Commenting on the 50th anniversary of Dei Verbum, the Second Vatican Council’s dogmatic constitution on divine revelation, biblical scholar Dr. Scott Hahn told The Cardinal Newman Society that it is “of critical importance for Catholic schools and colleges to focus on teaching Sacred Scripture” in the classroom.
“The power of the Word of God to transform our lives cannot happen, it cannot be realized, if people don’t know [the Word].” said Hahn, the Father Michael Scanlan, TOR, chair of biblical theology and the new evangelization at the Newman Guide-recommended Franciscan University of Steubenville.
Dei Verbum, promulgated under Blessed Pope Paul VI on November 18, 1965, sets forth how divine revelation “is handed on, so that by hearing the message of salvation the whole world may believe, by believing it may hope, and by hoping it may love.”
The document is broken up into six chapters discussing the nature of divine revelation, the Church’s responsibility and authority to preach and interpret Scripture, the revelations of the Old Testament and the New Testament, and the importance of the divine Scriptures in the lives of all the Christian faithful.
“Just as the life of the Church is strengthened through more frequent celebration of the Eucharistic mystery, similar we may hope for a new stimulus for the life of the Spirit from a growing reverence for the word of God, which ‘lasts forever,'” the document concluded.
Speaking with the Newman Society, Hahn emphasized the direct relationship between the Scriptures and the Eucharist, stating that knowledge of the Bible is key to understanding the Eucharistic liturgy at Mass.

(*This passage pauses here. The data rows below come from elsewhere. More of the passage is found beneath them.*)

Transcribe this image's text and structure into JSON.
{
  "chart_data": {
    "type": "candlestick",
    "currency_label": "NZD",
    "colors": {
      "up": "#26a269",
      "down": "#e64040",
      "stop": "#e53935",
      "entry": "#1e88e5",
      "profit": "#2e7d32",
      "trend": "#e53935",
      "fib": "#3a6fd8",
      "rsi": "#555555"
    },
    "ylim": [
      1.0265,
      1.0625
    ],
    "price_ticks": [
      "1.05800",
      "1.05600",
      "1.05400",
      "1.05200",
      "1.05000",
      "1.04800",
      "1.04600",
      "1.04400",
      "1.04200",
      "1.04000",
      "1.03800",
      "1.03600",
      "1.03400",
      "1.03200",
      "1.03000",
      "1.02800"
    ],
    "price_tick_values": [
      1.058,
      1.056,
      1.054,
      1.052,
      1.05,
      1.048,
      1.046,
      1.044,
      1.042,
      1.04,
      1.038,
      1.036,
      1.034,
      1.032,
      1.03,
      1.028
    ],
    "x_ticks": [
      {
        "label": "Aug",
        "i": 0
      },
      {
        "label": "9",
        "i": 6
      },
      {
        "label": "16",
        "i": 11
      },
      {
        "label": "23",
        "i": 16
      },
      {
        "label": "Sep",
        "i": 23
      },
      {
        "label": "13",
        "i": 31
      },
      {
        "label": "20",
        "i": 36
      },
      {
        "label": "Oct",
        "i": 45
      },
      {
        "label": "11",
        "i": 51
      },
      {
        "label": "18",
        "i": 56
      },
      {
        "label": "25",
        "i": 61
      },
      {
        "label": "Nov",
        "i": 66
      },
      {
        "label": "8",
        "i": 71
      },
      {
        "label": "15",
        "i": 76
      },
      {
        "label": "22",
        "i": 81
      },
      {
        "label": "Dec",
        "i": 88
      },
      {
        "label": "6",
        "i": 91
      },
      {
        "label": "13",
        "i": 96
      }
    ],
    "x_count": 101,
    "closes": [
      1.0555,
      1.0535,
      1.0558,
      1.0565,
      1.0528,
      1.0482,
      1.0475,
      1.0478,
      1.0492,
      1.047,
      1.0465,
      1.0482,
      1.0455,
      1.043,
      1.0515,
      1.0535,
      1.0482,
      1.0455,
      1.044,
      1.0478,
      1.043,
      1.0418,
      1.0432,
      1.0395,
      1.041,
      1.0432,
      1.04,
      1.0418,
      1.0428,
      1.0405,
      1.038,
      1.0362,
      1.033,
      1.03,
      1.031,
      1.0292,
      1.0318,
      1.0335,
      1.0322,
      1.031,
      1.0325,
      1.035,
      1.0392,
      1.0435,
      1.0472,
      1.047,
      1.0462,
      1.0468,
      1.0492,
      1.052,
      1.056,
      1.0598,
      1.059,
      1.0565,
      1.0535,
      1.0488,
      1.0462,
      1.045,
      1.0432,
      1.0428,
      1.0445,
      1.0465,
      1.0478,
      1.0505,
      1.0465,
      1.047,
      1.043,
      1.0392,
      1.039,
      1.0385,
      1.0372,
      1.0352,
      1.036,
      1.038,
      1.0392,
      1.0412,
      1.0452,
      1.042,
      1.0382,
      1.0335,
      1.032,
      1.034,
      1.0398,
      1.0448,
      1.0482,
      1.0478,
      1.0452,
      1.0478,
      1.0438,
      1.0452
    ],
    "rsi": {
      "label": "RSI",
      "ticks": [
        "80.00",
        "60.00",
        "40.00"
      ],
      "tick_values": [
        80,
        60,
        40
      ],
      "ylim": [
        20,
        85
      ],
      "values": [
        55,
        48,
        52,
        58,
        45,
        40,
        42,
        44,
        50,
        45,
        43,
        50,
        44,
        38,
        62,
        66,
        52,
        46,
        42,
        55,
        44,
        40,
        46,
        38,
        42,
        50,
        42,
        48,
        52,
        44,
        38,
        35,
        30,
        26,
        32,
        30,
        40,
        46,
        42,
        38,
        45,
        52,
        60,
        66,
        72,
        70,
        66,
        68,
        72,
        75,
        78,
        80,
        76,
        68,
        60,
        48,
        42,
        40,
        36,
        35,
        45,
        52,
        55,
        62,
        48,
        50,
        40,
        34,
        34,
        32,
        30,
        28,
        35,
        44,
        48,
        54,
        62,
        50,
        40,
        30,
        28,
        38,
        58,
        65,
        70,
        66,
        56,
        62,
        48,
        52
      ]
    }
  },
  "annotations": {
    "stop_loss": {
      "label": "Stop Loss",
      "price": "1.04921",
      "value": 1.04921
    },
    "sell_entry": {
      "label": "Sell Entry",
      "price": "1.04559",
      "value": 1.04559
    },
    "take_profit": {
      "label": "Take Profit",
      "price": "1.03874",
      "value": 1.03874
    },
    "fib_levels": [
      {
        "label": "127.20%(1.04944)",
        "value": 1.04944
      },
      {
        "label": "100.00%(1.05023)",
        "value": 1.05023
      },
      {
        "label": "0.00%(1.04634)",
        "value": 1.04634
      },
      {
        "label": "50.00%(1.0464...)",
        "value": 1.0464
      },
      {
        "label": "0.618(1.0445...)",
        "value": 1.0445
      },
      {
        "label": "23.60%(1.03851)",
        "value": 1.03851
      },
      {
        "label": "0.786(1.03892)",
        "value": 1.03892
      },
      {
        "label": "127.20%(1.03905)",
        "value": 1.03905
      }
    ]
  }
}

“In order for the Word of God to have its full effect when it’s read in the liturgy, people have to come to the liturgy with a greater understanding of the Bible. They have to have some degree of biblical literacy,” he told the Newman Society.
He expressed concern that biblical literacy is “sadly lacking almost everywhere,” but did note that Catholics who attend Mass faithfully “basically hear just about every portion of the Bible throughout their lives.”
“They’re going to also hear about every period of salvation history,” Hahn said. “They’re also going to hear consistently both the Old Testament and the New, and so they’re going to discover, if they have those ears to hear, what the Spirit is saying to the Church.”
Just as the disciples on the road to Emmaus described their hearts burning as Jesus opened the Scriptures to them, “we ought to get to the point where our hearts are also burning within us as the Scriptures are open, and read, and proclaimed as being fulfilled by Christ,” Hahn continued. “But then our eyes, the eyes of faith, ought to be opened precisely at the moment of the words of consecration and the breaking of the Eucharistic bread, for there is where the risen Savior appears to us.”
In the classrooms of Catholic schools and colleges, Hahn told the Newman Society that reading Scripture is very useful, “but hearing scripture from the heart of the Church points us back to the Eucharistic liturgy. That’s the natural habitat for the scriptures, that’s the supernatural habitat.”